SA AstraZeneca study was a downer, but pointed way ahead, says Madhi
SA hasn't yet administered a single Covid-19 vaccine outside clinical trials, but research carried out in the country has made a “compelling case” for the development of second-generation vaccines.
“The findings of our [Oxford/AstraZeneca Covid-19 vaccine] study are truly a turning point in Covid-19 vaccine development — and a rude awakening,” said Prof Shabir Madhi, who led a trial with more than 2,000 participants.
“This one, small South African study has alerted the world to the fact that second-generation Covid-19 vaccines will be required to provide protection against inevitable and persistent SARS-CoV-2 variants,” said the head of the vaccines and infectious diseases analytics research unit at Johannesburg's Wits university.
“If we had not conducted this trial in SA, the world would be none the wiser.”
The study, published on Tuesday in the New England Journal of Medicine, found the AstraZeneca vaccine does not have efficacy of at least 60% against mild-moderate Covid-19 due to the B. 1.351 (N501Y. V2) variant, first identified in the Eastern Cape and now the dominant strain circulating in SA.
Based on this finding, SA shelved its AstraZeneca vaccines and hopes to sell them to the AU.
However, based on a broader body of evidence, the World Health Organisation (WHO) recommends using the vaccine in countries where the B. 1.351 variant circulates, as it probably still protects against severe infection, hospitalisation and death.
Madhi, who has been a vocal supporter of the WHO approach, said: “Despite the disappointing finding that the AstraZeneca vaccine did not protect against mild Covid-19 infection because of the B. 1.351 variant first identified in SA, peer review and publication of our research validates the findings and makes a compelling case for the development of a second-generation vaccines worldwide.”

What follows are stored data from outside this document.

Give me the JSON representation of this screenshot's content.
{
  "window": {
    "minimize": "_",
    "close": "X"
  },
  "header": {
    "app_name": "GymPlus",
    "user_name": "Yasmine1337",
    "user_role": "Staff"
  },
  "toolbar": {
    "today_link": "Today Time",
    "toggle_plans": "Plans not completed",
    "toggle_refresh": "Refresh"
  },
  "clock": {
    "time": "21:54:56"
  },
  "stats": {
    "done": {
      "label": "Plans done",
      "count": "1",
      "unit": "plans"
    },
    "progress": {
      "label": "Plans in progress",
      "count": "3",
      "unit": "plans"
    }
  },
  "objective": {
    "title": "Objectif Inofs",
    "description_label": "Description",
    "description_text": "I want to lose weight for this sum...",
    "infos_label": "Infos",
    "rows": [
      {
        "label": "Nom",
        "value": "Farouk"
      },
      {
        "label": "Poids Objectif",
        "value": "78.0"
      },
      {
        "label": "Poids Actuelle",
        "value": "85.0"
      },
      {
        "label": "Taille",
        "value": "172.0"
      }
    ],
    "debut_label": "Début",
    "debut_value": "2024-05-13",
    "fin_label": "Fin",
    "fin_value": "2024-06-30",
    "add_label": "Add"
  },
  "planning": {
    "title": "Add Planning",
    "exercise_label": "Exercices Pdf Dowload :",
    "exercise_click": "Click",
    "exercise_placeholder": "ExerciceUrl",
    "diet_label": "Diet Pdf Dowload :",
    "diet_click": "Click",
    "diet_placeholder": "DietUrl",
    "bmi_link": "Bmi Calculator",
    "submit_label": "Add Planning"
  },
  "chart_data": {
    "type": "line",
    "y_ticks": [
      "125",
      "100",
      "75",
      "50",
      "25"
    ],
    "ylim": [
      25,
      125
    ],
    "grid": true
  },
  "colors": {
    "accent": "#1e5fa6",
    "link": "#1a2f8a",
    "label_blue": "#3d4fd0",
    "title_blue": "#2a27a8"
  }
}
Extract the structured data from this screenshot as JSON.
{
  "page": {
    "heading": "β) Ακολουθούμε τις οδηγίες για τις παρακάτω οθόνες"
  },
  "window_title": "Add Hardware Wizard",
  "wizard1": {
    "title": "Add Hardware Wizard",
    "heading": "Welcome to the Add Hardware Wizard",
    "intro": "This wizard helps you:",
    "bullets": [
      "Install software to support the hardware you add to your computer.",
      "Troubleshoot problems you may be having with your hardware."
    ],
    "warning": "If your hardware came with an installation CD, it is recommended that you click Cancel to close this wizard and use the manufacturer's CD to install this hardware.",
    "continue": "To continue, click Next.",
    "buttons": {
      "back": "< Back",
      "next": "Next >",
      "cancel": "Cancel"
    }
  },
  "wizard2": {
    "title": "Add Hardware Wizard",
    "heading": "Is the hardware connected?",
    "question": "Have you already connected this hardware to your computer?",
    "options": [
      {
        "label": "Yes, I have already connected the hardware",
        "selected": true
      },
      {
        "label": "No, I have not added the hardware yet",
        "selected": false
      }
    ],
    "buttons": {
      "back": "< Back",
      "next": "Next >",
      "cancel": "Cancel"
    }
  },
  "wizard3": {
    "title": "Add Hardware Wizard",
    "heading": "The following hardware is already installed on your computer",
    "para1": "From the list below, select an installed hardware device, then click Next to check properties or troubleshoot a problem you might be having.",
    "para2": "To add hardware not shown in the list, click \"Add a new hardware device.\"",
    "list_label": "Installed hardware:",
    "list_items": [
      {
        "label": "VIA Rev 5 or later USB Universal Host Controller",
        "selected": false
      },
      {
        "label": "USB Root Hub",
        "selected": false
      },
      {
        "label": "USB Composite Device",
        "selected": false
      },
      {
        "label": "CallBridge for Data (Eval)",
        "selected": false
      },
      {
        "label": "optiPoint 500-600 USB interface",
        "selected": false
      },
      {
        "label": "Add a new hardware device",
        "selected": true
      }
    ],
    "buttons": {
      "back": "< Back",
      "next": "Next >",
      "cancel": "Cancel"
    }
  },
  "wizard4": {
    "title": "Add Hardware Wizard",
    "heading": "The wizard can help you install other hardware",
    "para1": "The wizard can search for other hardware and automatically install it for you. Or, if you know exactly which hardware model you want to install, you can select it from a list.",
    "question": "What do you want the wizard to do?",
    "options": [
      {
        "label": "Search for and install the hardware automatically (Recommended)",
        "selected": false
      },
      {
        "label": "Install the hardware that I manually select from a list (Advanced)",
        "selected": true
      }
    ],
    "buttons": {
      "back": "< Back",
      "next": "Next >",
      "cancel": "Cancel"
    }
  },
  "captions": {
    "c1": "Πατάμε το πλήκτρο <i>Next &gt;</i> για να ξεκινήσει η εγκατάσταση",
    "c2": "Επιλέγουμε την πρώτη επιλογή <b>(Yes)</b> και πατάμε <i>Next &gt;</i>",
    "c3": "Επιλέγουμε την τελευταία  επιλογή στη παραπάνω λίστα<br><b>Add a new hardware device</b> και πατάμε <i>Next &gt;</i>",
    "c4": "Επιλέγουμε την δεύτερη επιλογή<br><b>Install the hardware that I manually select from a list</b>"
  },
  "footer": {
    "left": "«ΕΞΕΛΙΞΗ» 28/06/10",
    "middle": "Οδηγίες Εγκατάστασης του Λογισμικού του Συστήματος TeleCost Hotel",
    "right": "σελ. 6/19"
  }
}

First-generation vaccines refer to those designed to respond to the original SARS-CoV-2 virus. Second-generation vaccines involve technology and design innovations that can provide protection against the constantly evolving variants that cause Covid-19.
The findings of Madhi's team were publicised as a preprint early in February, less than a week after SA took delivery of a million doses of the Oxford/AstraZeneca vaccine.
“We were in a state of euphoria about the high efficacy of several Covid-19 vaccines against the original virus, but then the AstraZeneca study threw us a curve ball,” said Madhi.
The randomised, multi-centre, double-blinded trial enrolled 2,026 participants between June and November 2020. Most were under the age of 65, generally healthy and HIV-negative. The median age was 30, 56.5% were men, 70.5% were black, 12.8% white and 14.9% coloured.
“These demographics are important because they reflect characteristics of the overall population in SA. Conducting clinical trials in diverse settings like these is critical to understanding how vaccines work in local contexts,” said Madhi.
“A trial enrolling just 2,026 participants is considered small, while phase three trials enrol tens of thousands of participants. Yet the startling data that [it] generated was irrefutable and the implications profound.
“When this trial began in June 2020, we were testing a vaccine against SARS-CoV-2. By January 2021, SARS-CoV-2 had spawned variants, including the B. 1.351 first discovered in SA.
“As a secondary objective we tested a hypothesis: would this vaccine prove at least 60% efficacious in preventing mild to moderate Covid-19 disease? It did not.
“This vaccine may still help protect high-risk individuals with comorbidities from contracting severe Covid-19 disease, having to be hospitalised, mechanically ventilated or dying.
“The AstraZeneca vaccine remains essential in the arsenal against this virus, particularly in Africa, which has already received 14 million doses of this vaccine as the Covid-19 immunisation programme starts in multiple countries.”